How does it feel for Bob Dylan to play “Like a Rolling Stone”? According to bobdylan.com, he has performed the song 2,075 times in concert as of his last live performances before the pandemic. Does he think, “This damn song again? That seems to be the attitude with which he performed it during the Letterman 10th anniversary special. Now perhaps there’s a distance for Dylan when singing the song, as if he is performing an old standard or covering an Elvis number. In some live recordings of the song, Dylan brings passion, gusto, and everything necessary. Maybe he thinks about the young person attending one of his concerts seeking connection and confidence, similar to how Dylan went to a Buddy Holly concert at a young age. Dylan wrote about watching Buddy Holly perform in concert for his lecture accepting the Nobel Prize in 2016:
“I saw him only but once, and that was a few days before he was gone. I had to travel a hundred miles to get to see him play, and I wasn’t disappointed. He was powerful and electrifying and had a commanding presence. I was only six feet away. He was mesmerizing. I watched his face, his hands, the way he tapped his foot, his big black glasses, the eyes behind the glasses, the way he held his guitar, the way he stood, his neat suit. Everything about him. He looked older than twenty-two. Something about him seemed permanent, and he filled me with conviction. Then, out of the blue, the most uncanny thing happened. He looked me right straight dead in the eye, and he transmitted something. Something I didn’t know what. And it gave me the chills.”

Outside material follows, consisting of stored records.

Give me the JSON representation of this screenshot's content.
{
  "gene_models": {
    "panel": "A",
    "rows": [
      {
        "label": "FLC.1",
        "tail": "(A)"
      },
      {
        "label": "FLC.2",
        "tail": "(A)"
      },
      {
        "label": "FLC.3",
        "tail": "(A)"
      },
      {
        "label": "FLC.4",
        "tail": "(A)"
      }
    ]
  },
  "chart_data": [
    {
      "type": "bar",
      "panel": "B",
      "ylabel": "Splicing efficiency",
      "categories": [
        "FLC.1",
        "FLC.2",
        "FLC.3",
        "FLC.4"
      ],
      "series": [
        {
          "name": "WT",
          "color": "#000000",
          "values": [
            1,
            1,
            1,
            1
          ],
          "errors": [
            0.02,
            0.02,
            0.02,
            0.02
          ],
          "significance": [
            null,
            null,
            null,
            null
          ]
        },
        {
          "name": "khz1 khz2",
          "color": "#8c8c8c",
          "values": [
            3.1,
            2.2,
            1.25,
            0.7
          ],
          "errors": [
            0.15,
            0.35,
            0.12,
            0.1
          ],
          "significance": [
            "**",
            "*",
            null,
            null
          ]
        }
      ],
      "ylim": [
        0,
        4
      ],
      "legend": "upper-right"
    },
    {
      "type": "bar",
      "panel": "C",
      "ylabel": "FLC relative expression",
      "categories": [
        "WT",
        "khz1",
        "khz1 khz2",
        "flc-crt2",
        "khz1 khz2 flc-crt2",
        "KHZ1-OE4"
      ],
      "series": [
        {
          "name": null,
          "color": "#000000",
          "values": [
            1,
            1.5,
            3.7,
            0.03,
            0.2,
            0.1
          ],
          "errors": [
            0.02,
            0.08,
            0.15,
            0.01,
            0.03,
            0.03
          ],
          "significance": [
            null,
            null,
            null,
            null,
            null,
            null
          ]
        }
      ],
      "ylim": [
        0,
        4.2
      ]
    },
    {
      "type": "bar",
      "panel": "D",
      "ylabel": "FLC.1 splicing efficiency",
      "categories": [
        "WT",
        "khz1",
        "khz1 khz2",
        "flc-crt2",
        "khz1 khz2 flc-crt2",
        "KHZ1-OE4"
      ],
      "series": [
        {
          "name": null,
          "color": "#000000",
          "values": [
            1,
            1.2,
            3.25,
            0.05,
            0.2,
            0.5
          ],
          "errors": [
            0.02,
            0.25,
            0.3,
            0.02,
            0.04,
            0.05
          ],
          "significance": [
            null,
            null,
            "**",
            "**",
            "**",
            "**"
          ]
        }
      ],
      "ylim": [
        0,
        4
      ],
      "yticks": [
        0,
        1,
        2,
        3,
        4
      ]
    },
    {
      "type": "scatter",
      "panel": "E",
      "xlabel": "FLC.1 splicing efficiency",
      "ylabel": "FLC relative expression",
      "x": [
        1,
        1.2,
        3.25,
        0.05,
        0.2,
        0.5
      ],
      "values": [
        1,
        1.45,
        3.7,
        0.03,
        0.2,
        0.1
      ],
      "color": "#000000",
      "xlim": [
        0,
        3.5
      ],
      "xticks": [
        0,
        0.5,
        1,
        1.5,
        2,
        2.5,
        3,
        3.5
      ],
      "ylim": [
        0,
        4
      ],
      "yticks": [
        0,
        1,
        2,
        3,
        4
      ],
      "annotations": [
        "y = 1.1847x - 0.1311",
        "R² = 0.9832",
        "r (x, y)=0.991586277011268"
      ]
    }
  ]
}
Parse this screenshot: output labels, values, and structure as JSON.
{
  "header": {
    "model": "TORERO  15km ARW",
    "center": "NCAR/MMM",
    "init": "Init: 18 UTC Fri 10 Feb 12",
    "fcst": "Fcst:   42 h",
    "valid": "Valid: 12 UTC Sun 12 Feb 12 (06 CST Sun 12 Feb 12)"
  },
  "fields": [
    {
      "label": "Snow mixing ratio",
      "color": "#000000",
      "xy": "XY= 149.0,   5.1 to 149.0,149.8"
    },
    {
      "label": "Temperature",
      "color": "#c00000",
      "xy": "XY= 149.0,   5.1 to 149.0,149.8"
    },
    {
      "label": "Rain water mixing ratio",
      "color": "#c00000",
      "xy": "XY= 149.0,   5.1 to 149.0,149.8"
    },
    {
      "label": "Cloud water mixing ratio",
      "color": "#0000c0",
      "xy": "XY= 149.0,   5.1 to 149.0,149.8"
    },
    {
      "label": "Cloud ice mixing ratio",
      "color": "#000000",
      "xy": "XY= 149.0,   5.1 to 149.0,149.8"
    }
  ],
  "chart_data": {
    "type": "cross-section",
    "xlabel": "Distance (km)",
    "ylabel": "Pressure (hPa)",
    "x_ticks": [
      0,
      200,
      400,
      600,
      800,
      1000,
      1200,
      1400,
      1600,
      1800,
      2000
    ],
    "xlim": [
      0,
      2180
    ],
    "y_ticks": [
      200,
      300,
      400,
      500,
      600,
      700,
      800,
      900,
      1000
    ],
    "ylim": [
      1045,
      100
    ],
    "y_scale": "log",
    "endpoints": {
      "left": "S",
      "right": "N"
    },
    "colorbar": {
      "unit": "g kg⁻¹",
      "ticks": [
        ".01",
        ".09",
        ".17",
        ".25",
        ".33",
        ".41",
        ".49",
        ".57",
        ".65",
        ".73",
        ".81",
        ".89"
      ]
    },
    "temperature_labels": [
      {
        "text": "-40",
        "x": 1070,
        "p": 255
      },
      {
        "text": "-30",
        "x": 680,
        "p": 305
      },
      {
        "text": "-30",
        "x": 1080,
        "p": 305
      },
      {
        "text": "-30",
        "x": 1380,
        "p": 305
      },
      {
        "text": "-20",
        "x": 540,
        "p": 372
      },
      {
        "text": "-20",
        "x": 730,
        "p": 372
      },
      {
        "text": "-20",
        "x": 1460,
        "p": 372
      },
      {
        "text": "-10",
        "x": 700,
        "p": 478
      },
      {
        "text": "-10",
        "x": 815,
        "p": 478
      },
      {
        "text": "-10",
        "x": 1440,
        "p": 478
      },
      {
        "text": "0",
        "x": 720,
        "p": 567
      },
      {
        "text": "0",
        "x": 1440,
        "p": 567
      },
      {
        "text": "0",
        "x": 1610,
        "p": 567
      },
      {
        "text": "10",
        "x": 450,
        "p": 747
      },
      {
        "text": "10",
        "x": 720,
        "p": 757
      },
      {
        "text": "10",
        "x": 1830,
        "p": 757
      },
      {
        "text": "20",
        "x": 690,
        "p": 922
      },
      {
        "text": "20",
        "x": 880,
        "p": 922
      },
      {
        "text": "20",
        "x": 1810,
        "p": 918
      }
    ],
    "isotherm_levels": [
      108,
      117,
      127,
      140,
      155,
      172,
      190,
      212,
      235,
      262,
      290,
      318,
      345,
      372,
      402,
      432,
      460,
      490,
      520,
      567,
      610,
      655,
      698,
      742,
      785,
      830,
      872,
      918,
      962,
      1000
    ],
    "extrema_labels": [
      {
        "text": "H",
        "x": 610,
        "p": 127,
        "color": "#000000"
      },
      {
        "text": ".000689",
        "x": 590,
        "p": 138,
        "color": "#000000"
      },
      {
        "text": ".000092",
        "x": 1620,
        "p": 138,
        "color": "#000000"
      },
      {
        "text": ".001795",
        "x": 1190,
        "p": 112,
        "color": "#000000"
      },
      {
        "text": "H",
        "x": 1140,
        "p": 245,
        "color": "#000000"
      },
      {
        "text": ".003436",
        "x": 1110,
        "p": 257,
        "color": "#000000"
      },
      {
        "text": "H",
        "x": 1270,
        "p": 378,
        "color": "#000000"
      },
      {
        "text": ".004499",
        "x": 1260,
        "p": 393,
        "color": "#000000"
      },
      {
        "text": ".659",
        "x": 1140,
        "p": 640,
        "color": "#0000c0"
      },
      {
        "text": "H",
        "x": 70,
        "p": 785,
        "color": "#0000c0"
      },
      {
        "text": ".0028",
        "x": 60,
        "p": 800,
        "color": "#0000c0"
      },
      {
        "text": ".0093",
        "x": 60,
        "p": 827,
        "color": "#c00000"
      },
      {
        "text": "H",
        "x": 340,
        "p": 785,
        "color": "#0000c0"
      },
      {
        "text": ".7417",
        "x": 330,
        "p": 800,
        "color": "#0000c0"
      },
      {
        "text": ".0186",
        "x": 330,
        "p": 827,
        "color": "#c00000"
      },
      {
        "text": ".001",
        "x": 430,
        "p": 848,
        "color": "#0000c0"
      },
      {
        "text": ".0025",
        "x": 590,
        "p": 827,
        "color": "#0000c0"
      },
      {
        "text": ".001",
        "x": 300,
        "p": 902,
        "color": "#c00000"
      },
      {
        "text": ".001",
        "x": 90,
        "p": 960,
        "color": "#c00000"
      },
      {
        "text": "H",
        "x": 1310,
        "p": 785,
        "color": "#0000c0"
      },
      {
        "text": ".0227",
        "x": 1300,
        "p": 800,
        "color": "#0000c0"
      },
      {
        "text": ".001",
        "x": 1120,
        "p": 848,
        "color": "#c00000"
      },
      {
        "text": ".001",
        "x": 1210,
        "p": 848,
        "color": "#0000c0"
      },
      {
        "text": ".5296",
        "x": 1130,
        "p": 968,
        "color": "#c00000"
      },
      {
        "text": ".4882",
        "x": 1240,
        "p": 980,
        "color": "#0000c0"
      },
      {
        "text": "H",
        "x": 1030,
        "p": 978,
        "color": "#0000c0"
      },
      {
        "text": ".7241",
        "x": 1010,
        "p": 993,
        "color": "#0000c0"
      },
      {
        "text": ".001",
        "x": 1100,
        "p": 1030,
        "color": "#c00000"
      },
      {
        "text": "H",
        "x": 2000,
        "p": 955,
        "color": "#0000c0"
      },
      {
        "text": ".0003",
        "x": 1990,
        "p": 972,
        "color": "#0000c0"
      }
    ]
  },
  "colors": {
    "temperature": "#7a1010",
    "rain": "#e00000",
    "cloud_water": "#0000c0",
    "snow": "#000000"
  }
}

Fifty-seven years later and the connection Dylan felt with Buddy Holly never went away. Perhaps Dylan himself has found a similar attachment to a fan in an audience while performing “Like a Rolling Stone.”
In 2004, Robert Hilburn of the Los Angeles Times interviewed Dylan about the craft of songwriting. Dylan is generous throughout the interview, sharing heretofore unknown aspects of Dylan’s process. Eventually, Hilburn asks Dylan about composing his most famous song. At first, Dylan tries to deflect the import of that moment in his songwriting evolution by saying:
“I’m not thinking about what I want to say, I’m just thinking ‘Is this OK for the meter?'”
Perhaps sensing his own #humblebrag and knowing that this answer is not quite sufficient, he instead shifts to a more mystical tone, similar to how he talked about his connection with Buddy Holly at the concert a few days before his tragic death. Dylan shares about the composition of “Like a Rolling Stone”:
“It’s like a ghost is writing a song like that, it gives you the song and it goes away. You don’t know what it means. Except that the ghost picked me to write the song.”